Qui d'autre pour incarner un type tourmenté, fiévreux, halluciné ? Jean-Louis Barrault évidemment. L'acteur m'insupporte dans ses compositions récurrentes de malades aux confins de l'expressionnisme, le visage émacié et les yeux exorbités.
Il est ici le Puritain, aimable vocable pour désigner un fanatique religieux, un détraqué mystique qui a un petit problème avec les femmes, au point d'assassiner, dans la séquence d'ouverture, une femme de mauvaise vie qui loge dans sa pension de famille. Pierre Fresnay, commissaire clairvoyant avec son regard inquisiteur, mène l'enquête dans un rôle subalterne.

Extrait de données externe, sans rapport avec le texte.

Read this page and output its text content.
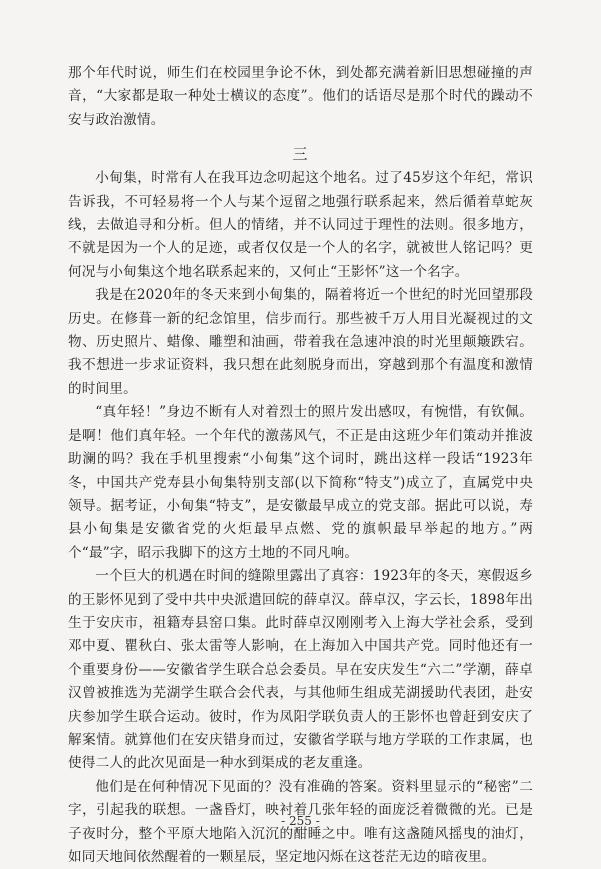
那个年代时说，师生们在校园里争论不休，到处都充满着新旧思想碰撞的声音，“大家都是取一种处士横议的态度”。他们的话语尽是那个时代的躁动不安与政治激情。

三

小甸集，时常有人在我耳边念叨起这个地名。过了45岁这个年纪，常识告诉我，不可轻易将一个人与某个逗留之地强行联系起来，然后循着草蛇灰线，去做追寻和分析。但人的情绪，并不认同过于理性的法则。很多地方，不就是因为一个人的足迹，或者仅仅是一个人的名字，就被世人铭记吗？更何况与小甸集这个地名联系起来的，又何止“王影怀”这一个名字。

我是在2020年的冬天来到小甸集的，隔着将近一个世纪的时光回望那段历史。在修葺一新的纪念馆里，信步而行。那些被千万人用目光凝视过的文物、历史照片、蜡像、雕塑和油画，带着我在急速冲浪的时光里颠簸跌宕。我不想进一步求证资料，我只想在此刻脱身而出，穿越到那个有温度和激情的时间里。

“真年轻！”身边不断有人对着烈士的照片发出感叹，有惋惜，有钦佩。是啊！他们真年轻。一个年代的激荡风气，不正是由这班少年们策动并推波助澜的吗？我在手机里搜索“小甸集”这个词时，跳出这样一段话“1923年冬，中国共产党寿县小甸集特别支部(以下简称“特支”)成立了，直属党中央领导。据考证，小甸集“特支”，是安徽最早成立的党支部。据此可以说，寿县小甸集是安徽省党的火炬最早点燃、党的旗帜最早举起的地方。”两个“最”字，昭示我脚下的这方土地的不同凡响。

一个巨大的机遇在时间的缝隙里露出了真容：1923年的冬天，寒假返乡的王影怀见到了受中共中央派遣回皖的薛卓汉。薛卓汉，字云长，1898年出生于安庆市，祖籍寿县窑口集。此时薛卓汉刚刚考入上海大学社会系，受到邓中夏、瞿秋白、张太雷等人影响，在上海加入中国共产党。同时他还有一个重要身份——安徽省学生联合总会委员。早在安庆发生“六二”学潮，薛卓汉曾被推选为芜湖学生联合会代表，与其他师生组成芜湖援助代表团，赴安庆参加学生联合运动。彼时，作为凤阳学联负责人的王影怀也曾赶到安庆了解案情。就算他们在安庆错身而过，安徽省学联与地方学联的工作隶属，也使得二人的此次见面是一种水到渠成的老友重逢。

他们是在何种情况下见面的？没有准确的答案。资料里显示的“秘密”二字，引起我的联想。一盏昏灯，映衬着几张年轻的面庞泛着微微的光。已是子夜时分，整个平原大地陷入沉沉的酣睡之中。唯有这盏随风摇曳的油灯，如同天地间依然醒着的一颗星辰，坚定地闪烁在这苍茫无边的暗夜里。

- 255 -
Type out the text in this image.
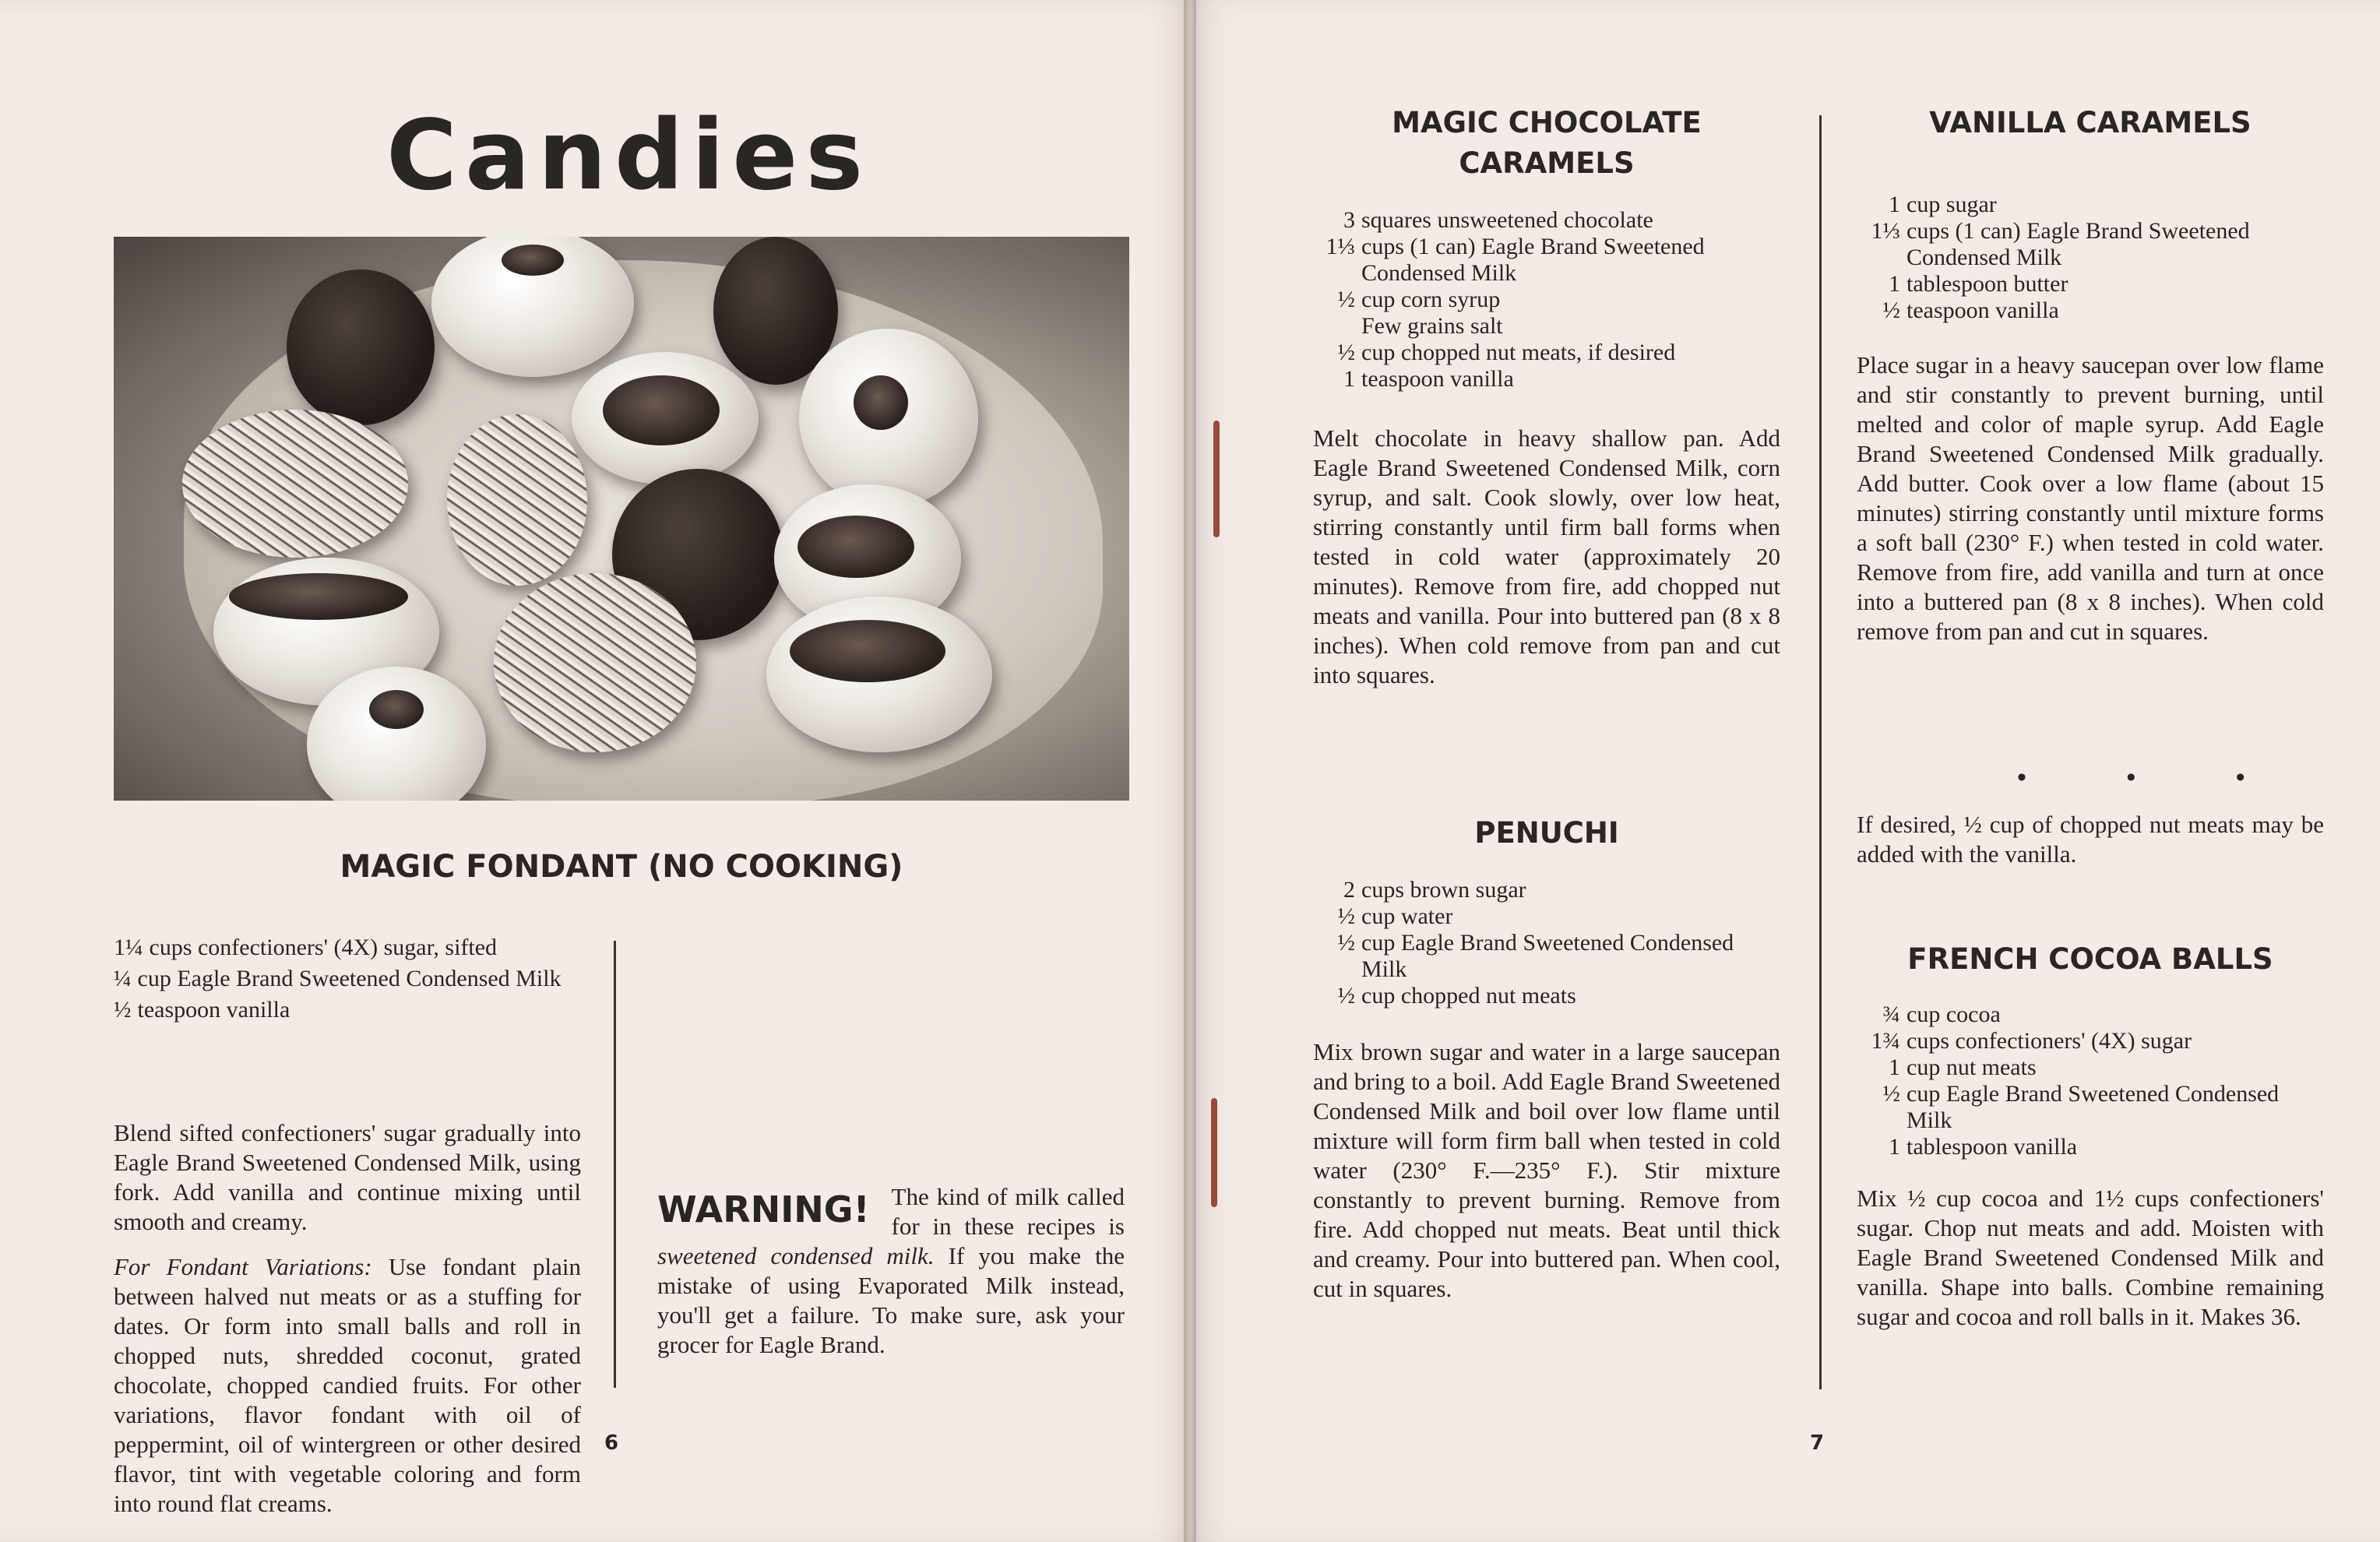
Candies
MAGIC FONDANT (NO COOKING)
1¼ cups confectioners' (4X) sugar, sifted
¼ cup Eagle Brand Sweetened Condensed Milk
½ teaspoon vanilla

Blend sifted confectioners' sugar gradually into Eagle Brand Sweetened Condensed Milk, using fork. Add vanilla and continue mixing until smooth and creamy.

For Fondant Variations: Use fondant plain between halved nut meats or as a stuffing for dates. Or form into small balls and roll in chopped nuts, shredded coconut, grated chocolate, chopped candied fruits. For other variations, flavor fondant with oil of peppermint, oil of wintergreen or other desired flavor, tint with vegetable coloring and form into round flat creams.

WARNING! The kind of milk called for in these recipes is sweetened condensed milk. If you make the mistake of using Evaporated Milk instead, you'll get a failure. To make sure, ask your grocer for Eagle Brand.
6
MAGIC CHOCOLATE
CARAMELS
3 squares unsweetened chocolate
1⅓ cups (1 can) Eagle Brand Sweetened Condensed Milk
½ cup corn syrup
Few grains salt
½ cup chopped nut meats, if desired
1 teaspoon vanilla

Melt chocolate in heavy shallow pan. Add Eagle Brand Sweetened Condensed Milk, corn syrup, and salt. Cook slowly, over low heat, stirring constantly until firm ball forms when tested in cold water (approximately 20 minutes). Remove from fire, add chopped nut meats and vanilla. Pour into buttered pan (8 x 8 inches). When cold remove from pan and cut into squares.

PENUCHI
2 cups brown sugar
½ cup water
½ cup Eagle Brand Sweetened Condensed Milk
½ cup chopped nut meats

Mix brown sugar and water in a large saucepan and bring to a boil. Add Eagle Brand Sweetened Condensed Milk and boil over low flame until mixture will form firm ball when tested in cold water (230° F.—235° F.). Stir mixture constantly to prevent burning. Remove from fire. Add chopped nut meats. Beat until thick and creamy. Pour into buttered pan. When cool, cut in squares.

VANILLA CARAMELS
1 cup sugar
1⅓ cups (1 can) Eagle Brand Sweetened Condensed Milk
1 tablespoon butter
½ teaspoon vanilla

Place sugar in a heavy saucepan over low flame and stir constantly to prevent burning, until melted and color of maple syrup. Add Eagle Brand Sweetened Condensed Milk gradually. Add butter. Cook over a low flame (about 15 minutes) stirring constantly until mixture forms a soft ball (230° F.) when tested in cold water. Remove from fire, add vanilla and turn at once into a buttered pan (8 x 8 inches). When cold remove from pan and cut in squares.

• • •

If desired, ½ cup of chopped nut meats may be added with the vanilla.

FRENCH COCOA BALLS
¾ cup cocoa
1¾ cups confectioners' (4X) sugar
1 cup nut meats
½ cup Eagle Brand Sweetened Condensed Milk
1 tablespoon vanilla

Mix ½ cup cocoa and 1½ cups confectioners' sugar. Chop nut meats and add. Moisten with Eagle Brand Sweetened Condensed Milk and vanilla. Shape into balls. Combine remaining sugar and cocoa and roll balls in it. Makes 36.

7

J'aurais préféré que le sujet se déporte sur le personnage du policier. Mais, précisément, il n'est pas le sujet du film. Dans cette intrigue policière sans suspense, et pour cause, c'est le personnage du Puritain, adhérent, nous dit-on, d'une organisation d'intégristes -"quelque part dans une ville du monde", pour ne froisser personne- qui est mis en lumière à travers un cas psychiatrique outré et surjoué, ce qui diminue sensiblement son intérêt. De surcroît, des pathologies similaires, on en a vues beaucoup depuis. Hors du temps, Jeff Musso semble voyager au bout de la nuit, en empruntant à Jack l'Eventreur et à Raskolnikov.